Besides keeping this secret, for now, Barb's also got to deal with the end of her affair with Bill, realizing that as things spiral further and further out of control, they're just adding to the chaos. Margene and Sarah continue to break the veil of secrecy: Margene by heading out to an LDS service with Neighbor Pam's family; and Sarah by bringing a lovably rubbernecking Heather to family dinner. Nicki is harassed by LDS missionaries and is convinced they were sent by Neighbor Pam, who gets a little pushier every single week. They somehow figure out she's a polygamist and wash their hands of her, further fueling her cracked-out rage. Something bizarre and penis-related happens with Ben, as usual: this week it involves a carload of repressed seminarians touching each other's erections and attempting to drive with them, resulting in a tiny accident and Ben at least recognizing the pervasive homosexual "vibe" in most of his storylines. And to wrap up, the entire clan still on Roman's property -- Bill's dad, Lois, Joey and Wanda, everybody -- are violently evicted from their property, ending up wagons circled at a crappy motel. All of them!
You should know that this is my favorite television show. I'm emotionally dependent on this show until Weeds comes back. Thanks to Sobell for letting me sub in. We open in Margene's house, watching Bill sleep in her bed, on his back, snoring. She stares and stares, her eyes eventually bugging out, and she eventually just flops back, talking about how they could go to this movie theatre that has "the big chairs that rock back and forth," how it's more expensive, but it's worth it, and they serve salads. She's very fidgety. It's a strong beginning, because while you generally see Margene in a vulnerable light, you don't often see her coming off like an actual teenager. I thought she had some creepy movie show sex in mind for a second, that's how out of the blue this is. Isn't that sad? I guess it's going to be one of those episodes. I love this show! They're all one of "those episodes." It's only in hindsight that we'll see how important this episode is, in terms of the season as a whole, but it's pretty powerful nonetheless.
Barb does her mascara using the reflection in her toaster, and Margene comes around looking for diapers, noting how pretty she looks. That's a danger sign for an affair: looking good. Because usually, Jeanne Tripplehorn's so unattractive and scary looking. Barb tells Margene that she used the shampoo sample from the newspaper. (Note: Don't ever do that. People put razor blades in those. Or something.) Teeny comes in screeching as usual, this time at Sarah, about how she can't find her jacket, which is terribly important because it's "Blue Day." Sarah lets her in on the little secret that there's no such thing, but it's Teeny, you can't figure her out. Margene crawls around on the floor changing a baby's diaper. (I cannot keep any of the kids apart. I always assume they're Nicki's, no matter who's got them. This is a policy which, I'm sorry to say, generally works out to be correct, because Nicki is an almost complete and total...darn fool. Sobell's right -- it feels weird to curse in a Big Love recap.) She asks Sarah if she'd like to go to the mall after school, as Teeny prays for divine aid to find her stupid jacket (God's like, "Trust me, you don't want it"), but Sarah's got work. Margene's quiet and just sits in the middle of the kitchen floor like a bump, emitting disappointment like radioactivity, as usual.

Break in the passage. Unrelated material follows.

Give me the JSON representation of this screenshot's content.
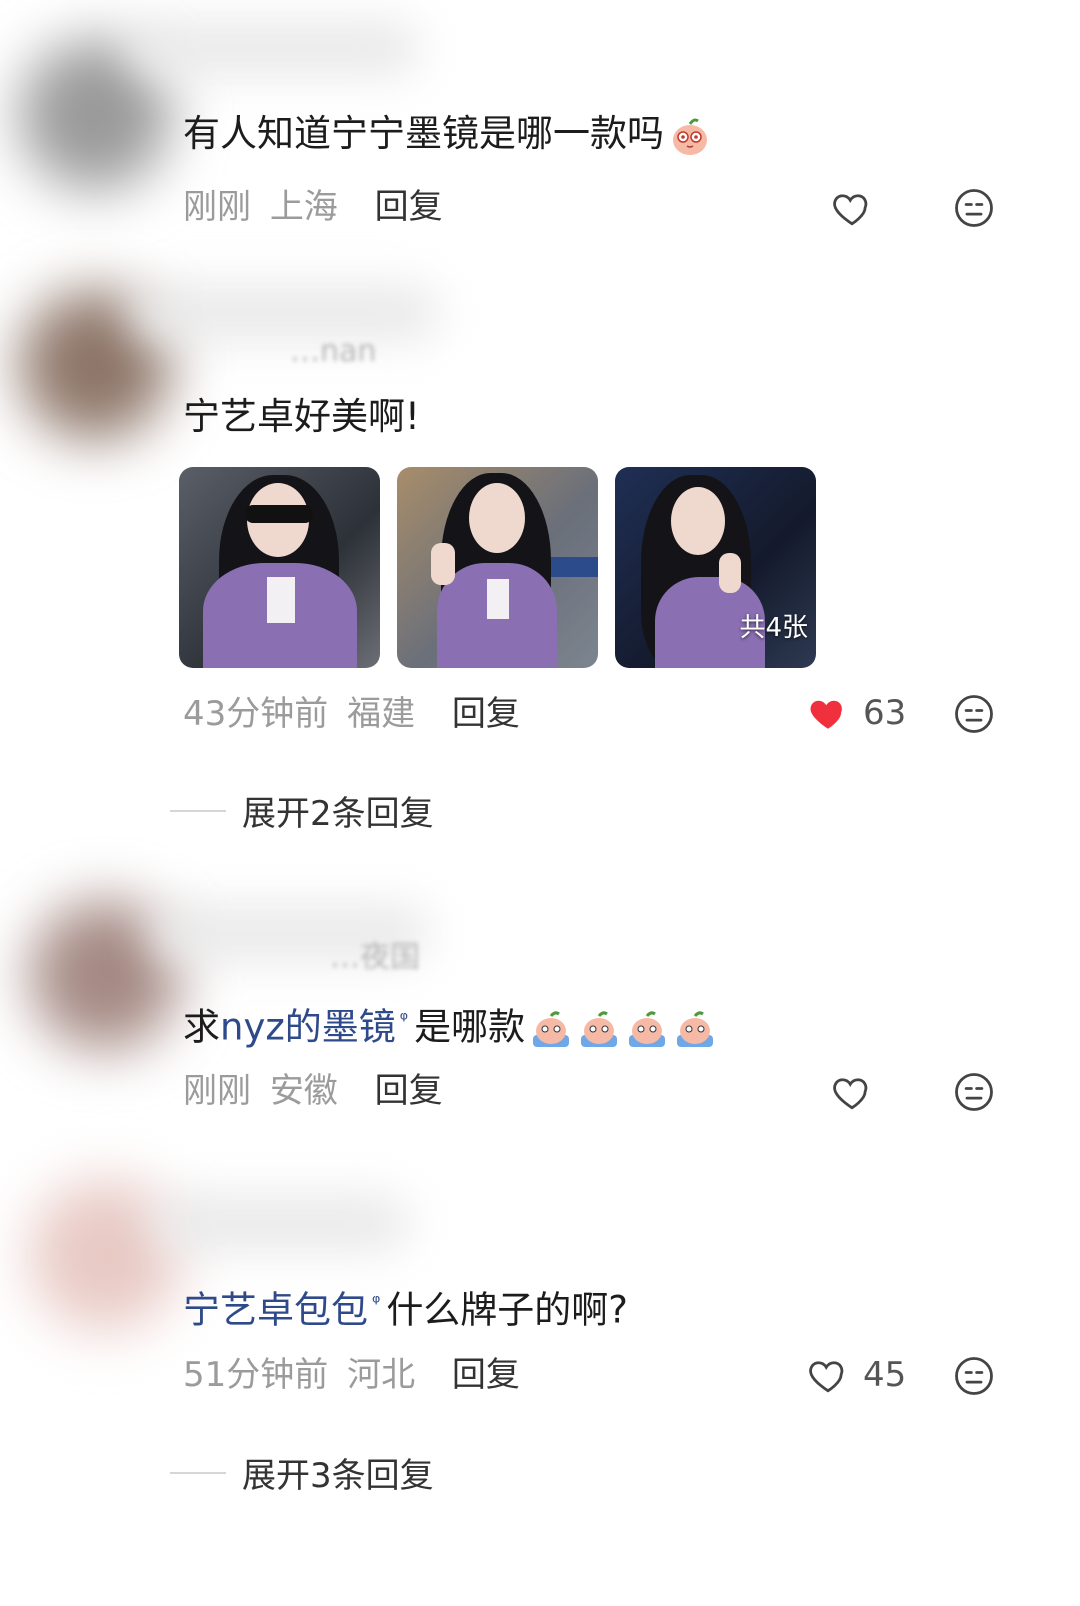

Nicki brings in Barb's juicer, which was on the blink thanks to its on/off switch. I can't hate Nicki because of stuff like that. I love that she knows machines, and real stuff, and that she's the Edmund and just wants nice food and clothes and to consume everything in the world. For all her dysfunction, she's closer to a lot of us, I think, than anyone else in the family. Eyes focused on the ground, measuring success by all the wrong rulers -- but she can still scare the hell out of Alby and fix your disposal, and that's cool. I think if she ever grows up, she'll be the coolest, because as even-tempered and beautiful as Barb's spirit is, I do believe that Nicki's the strong one. The smartest people are generally the craziest, because they tell the best lies to themselves. Point: Nicki tells Barb that she looks nice, "for a bunch of second graders," which she has to absorb and translate into a compliment before she can thank Nicki. Margene mumbles about the sample from the newspaper, and Nicki asks them if Bill's left for work yet. Barb runs around calling for Ben, who comes up from behind and scares her, and they have a cute moment. I love these frenzied morning scenes, because they're shot in enough storyline-combining tracking shots that you feel the craziness without feeling like the show's screwing with you or trying to overwhelm you with all the babies.